Royals Vs Reds: Avila starts as both clubs limp into Cincinnati

Royals Vs Reds: Avila starts as both clubs limp into Cincinnati

The royals vs reds matchup lands in Cincinnati with both clubs carrying May baggage, and Kansas City brings a 22-37 record into Great American Ball Park. The Royals dropped 18 of 28 in May, while the Reds enter at 30-28 after a rough stretch that knocked them off their early lead.

Great American Ball Park sets the tone

Luinder Avila is scheduled to start for the Royals on Monday, even though he is not ramped up to make a full start. That leaves Kansas City trying to navigate the game with a pitcher whose workload is limited before the first pitch is even thrown.

Cincinnati counters with Chase Burns, and the numbers show why this series has the feel of a correction test for both lineups. The Royals are scoring 3.75 runs per game, 29th in MLB, and allowing 4.75, which ranks 22nd. The Reds are better offensively at 4.41 runs per game, 14th in MLB, but they have allowed 4.97, 25th in the league.

Reds search for answers

The Reds were first in the National League Central after a 20-11 start by the end of April, then lost 17 of 27 games and kept only series wins against the Astros, Phillies, and Mets. They also have a home split worth watching at Great American Ball Park, where they have hit 43 of their 72 home runs but are batting.224.

Elly de la Cruz is out with a hamstring strain, and Edwin Arroyo will be called up to replace him. Arroyo reached.323/.383/.562 with 11 home runs in 53 Triple-A games and arrives as the Reds’ No. 3 prospect in the MLB Pipeline system, giving Cincinnati a different look at shortstop while one of its most dynamic bats sits on the injured list.

Pitching and power swings

Burns has held opponents to two runs or fewer in 10 of his 11 starts this year, and his slider has been especially difficult to square up: opponents are hitting.137 against it with a 53 percent whiff rate.
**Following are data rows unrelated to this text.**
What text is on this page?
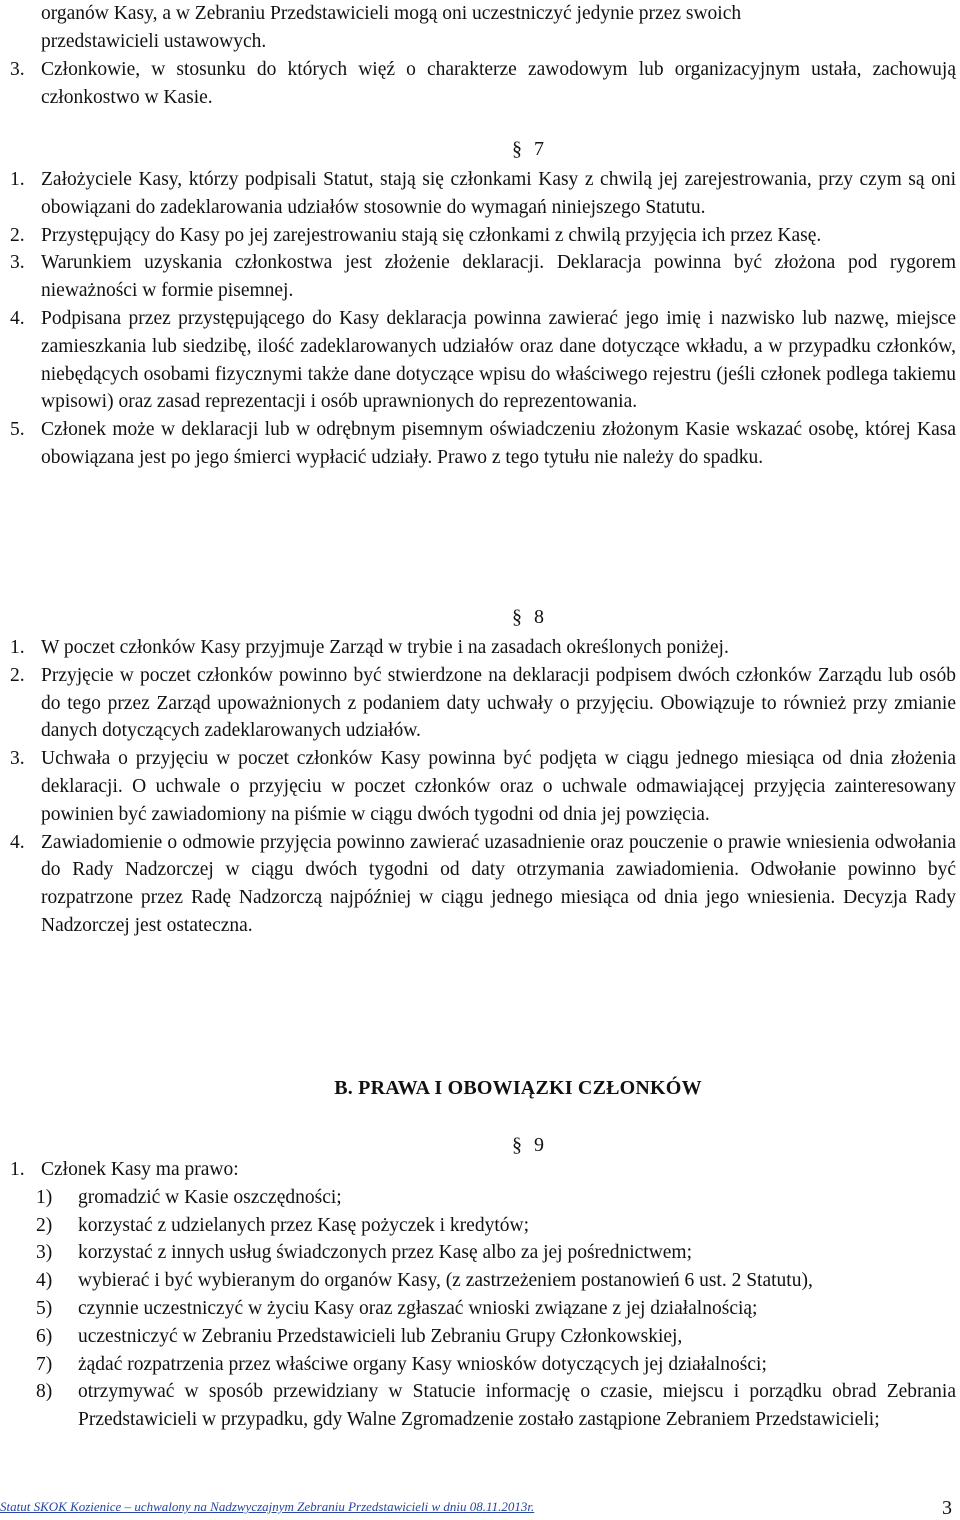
organów Kasy, a w Zebraniu Przedstawicieli mogą oni uczestniczyć jedynie przez swoich
przedstawicieli ustawowych.
3. Członkowie, w stosunku do których więź o charakterze zawodowym lub organizacyjnym ustała, zachowują członkostwo w Kasie.
§ 7
1. Założyciele Kasy, którzy podpisali Statut, stają się członkami Kasy z chwilą jej zarejestrowania, przy czym są oni obowiązani do zadeklarowania udziałów stosownie do wymagań niniejszego Statutu.
2. Przystępujący do Kasy po jej zarejestrowaniu stają się członkami z chwilą przyjęcia ich przez Kasę.
3. Warunkiem uzyskania członkostwa jest złożenie deklaracji. Deklaracja powinna być złożona pod rygorem nieważności w formie pisemnej.
4. Podpisana przez przystępującego do Kasy deklaracja powinna zawierać jego imię i nazwisko lub nazwę, miejsce zamieszkania lub siedzibę, ilość zadeklarowanych udziałów oraz dane dotyczące wkładu, a w przypadku członków, niebędących osobami fizycznymi także dane dotyczące wpisu do właściwego rejestru (jeśli członek podlega takiemu wpisowi) oraz zasad reprezentacji i osób uprawnionych do reprezentowania.
5. Członek może w deklaracji lub w odrębnym pisemnym oświadczeniu złożonym Kasie wskazać osobę, której Kasa obowiązana jest po jego śmierci wypłacić udziały. Prawo z tego tytułu nie należy do spadku.
§ 8
1. W poczet członków Kasy przyjmuje Zarząd w trybie i na zasadach określonych poniżej.
2. Przyjęcie w poczet członków powinno być stwierdzone na deklaracji podpisem dwóch członków Zarządu lub osób do tego przez Zarząd upoważnionych z podaniem daty uchwały o przyjęciu. Obowiązuje to również przy zmianie danych dotyczących zadeklarowanych udziałów.
3. Uchwała o przyjęciu w poczet członków Kasy powinna być podjęta w ciągu jednego miesiąca od dnia złożenia deklaracji. O uchwale o przyjęciu w poczet członków oraz o uchwale odmawiającej przyjęcia zainteresowany powinien być zawiadomiony na piśmie w ciągu dwóch tygodni od dnia jej powzięcia.
4. Zawiadomienie o odmowie przyjęcia powinno zawierać uzasadnienie oraz pouczenie o prawie wniesienia odwołania do Rady Nadzorczej w ciągu dwóch tygodni od daty otrzymania zawiadomienia. Odwołanie powinno być rozpatrzone przez Radę Nadzorczą najpóźniej w ciągu jednego miesiąca od dnia jego wniesienia. Decyzja Rady Nadzorczej jest ostateczna.
B. PRAWA I OBOWIĄZKI CZŁONKÓW
§ 9
1. Członek Kasy ma prawo:
1)	gromadzić w Kasie oszczędności;
2)	korzystać z udzielanych przez Kasę pożyczek i kredytów;
3)	korzystać z innych usług świadczonych przez Kasę albo za jej pośrednictwem;
4)	wybierać i być wybieranym do organów Kasy, (z zastrzeżeniem postanowień 6 ust. 2 Statutu),
5)	czynnie uczestniczyć w życiu Kasy oraz zgłaszać wnioski związane z jej działalnością;
6)	uczestniczyć w Zebraniu Przedstawicieli lub Zebraniu Grupy Członkowskiej,
7)	żądać rozpatrzenia przez właściwe organy Kasy wniosków dotyczących jej działalności;
8)	otrzymywać w sposób przewidziany w Statucie informację o czasie, miejscu i porządku obrad Zebrania Przedstawicieli w przypadku, gdy Walne Zgromadzenie zostało zastąpione Zebraniem Przedstawicieli;
Statut SKOK Kozienice – uchwalony na Nadzwyczajnym Zebraniu Przedstawicieli w dniu 08.11.2013r.	3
He also owns the 10th-highest strikeout rate among starters and brings a 98 mph fastball into a matchup that has become less about reputation than execution.

Andrew Abbott’s May was sharper from a run-prevention standpoint, with just four earned runs in 28 innings, a 1.29 ERA and three wins. The home split is less tidy, though, because he has a 5.28 ERA in six home starts and has allowed five home runs there, a reminder that Cincinnati’s park can turn a clean month into a mess fast.

The Reds’ bullpen adds another layer. Their relievers carry a 4.98 ERA, fourth-worst in baseball, closer Emilio Pagán is on the injured list, and Tony Santillan was lifted from a save chance yesterday after struggling to finish the inning. Brandon Leibrandt was called up today, and the family name fits the setting: he is the son of Charlie Leibrandt, who pitched for both the Reds and Royals.

Kansas City also knows this building well. In its last visit to Cincinnati in 2024, the Royals swept the Reds and outscored them 28-3, so a series between two clubs short on answers now starts with one team trying to survive a limited opener and the other trying to stop a slide before the pressure tightens further.